Bombay HC recommends transfer of prisoners to open prison to decongest jails

Aryan Grover

The Aurangabad bench of the Bombay High Court, comprising of Justice Ravindra v Ghuge and Justice Balchandra U Debadwar, while hearing writ petitions filed by inmates of the Paithan open prison, suggested that prisoners from congested jails should be transferred to the open prison to take care of the 220 cattle and 325 acres of sugarcane plantation under the prison administration.

This recommendation came after the court was informed that the prison, having a capacity of 500 inmates, only had 41 inmates as most others had taken the benefit of emergency parole/furlough and had been released in accordance with the guidelines of the high-power committee (HPC).

The bench was hearing writ petitions filed by nine inmates lodged at the Paithan Open prison, who challenged the orders of jail authorities that rejected their pleas for emergency parole amid the pandemic.

The Home department of Maharashtra had amended the Maharashtra Prison (Furlough and Parole) Rules, 1959, in 2020 to allow prison authorities to release inmates temporarily to control the spread of COVID-19 in jails.

The committee constituted for this cause had also recommended that undertrials who had been booked for offences other than under certain laws should be released temporarily.

The counsel appearing for the petitioners, Advocates PP More and SP Chate, submitted that jail authorities had rejected the inmates’ pleas for parole although most of them had been in prison for five to ten years.

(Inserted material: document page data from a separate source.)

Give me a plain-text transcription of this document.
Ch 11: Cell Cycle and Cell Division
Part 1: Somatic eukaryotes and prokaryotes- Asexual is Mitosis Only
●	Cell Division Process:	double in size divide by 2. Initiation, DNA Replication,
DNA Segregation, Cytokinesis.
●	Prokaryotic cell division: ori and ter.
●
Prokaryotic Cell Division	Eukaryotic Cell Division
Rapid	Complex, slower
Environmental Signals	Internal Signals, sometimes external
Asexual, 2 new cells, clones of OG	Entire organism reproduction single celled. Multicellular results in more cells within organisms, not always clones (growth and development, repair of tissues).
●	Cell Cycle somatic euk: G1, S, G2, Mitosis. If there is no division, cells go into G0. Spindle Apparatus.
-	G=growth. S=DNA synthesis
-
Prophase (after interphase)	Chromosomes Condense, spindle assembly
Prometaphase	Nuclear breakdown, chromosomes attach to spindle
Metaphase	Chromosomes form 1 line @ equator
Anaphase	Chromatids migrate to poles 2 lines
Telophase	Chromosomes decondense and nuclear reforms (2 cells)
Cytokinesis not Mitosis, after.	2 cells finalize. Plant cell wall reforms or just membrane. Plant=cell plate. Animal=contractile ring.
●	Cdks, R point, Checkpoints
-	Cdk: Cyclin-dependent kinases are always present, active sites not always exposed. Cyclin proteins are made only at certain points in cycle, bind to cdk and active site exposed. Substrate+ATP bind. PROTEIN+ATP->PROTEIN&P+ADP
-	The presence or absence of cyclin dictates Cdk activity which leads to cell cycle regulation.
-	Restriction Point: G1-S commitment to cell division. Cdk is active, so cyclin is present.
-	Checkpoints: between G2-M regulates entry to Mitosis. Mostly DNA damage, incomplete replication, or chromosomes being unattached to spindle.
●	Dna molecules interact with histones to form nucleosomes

It was also contended by the advocates that eight of the nine prisoners who appeared as petitioners had not availed their parole or furlough during their entire stay in prison, and that it would be discriminatory if they still are not granted emergency parole on the very ground which had been cited by hundreds of other inmates to seek parole in the pandemic.

The court raised concerns over the fact that Paithan open prison requires more inmates for cultivation and safeguarding the health of cattle, stating, “The prisons need to have sufficient number of prisoners who can be utilised for such purposes, by keeping in view the object of containing the outbreak of Covid-19 pandemic and, for which, physical distancing will have to be maintained. Those convicts who are not entitled for the benefit of emergency parole/furlough can also be utilised for the said purpose.”

While granting eight petitioners the relief of emergency parole, the bench stated, “This issue can also be tackled by the state government by transferring some prisoners to places where their strength has dwindled on account of many being released on emergency parole or under the orders of this court, so as to decongest prison.”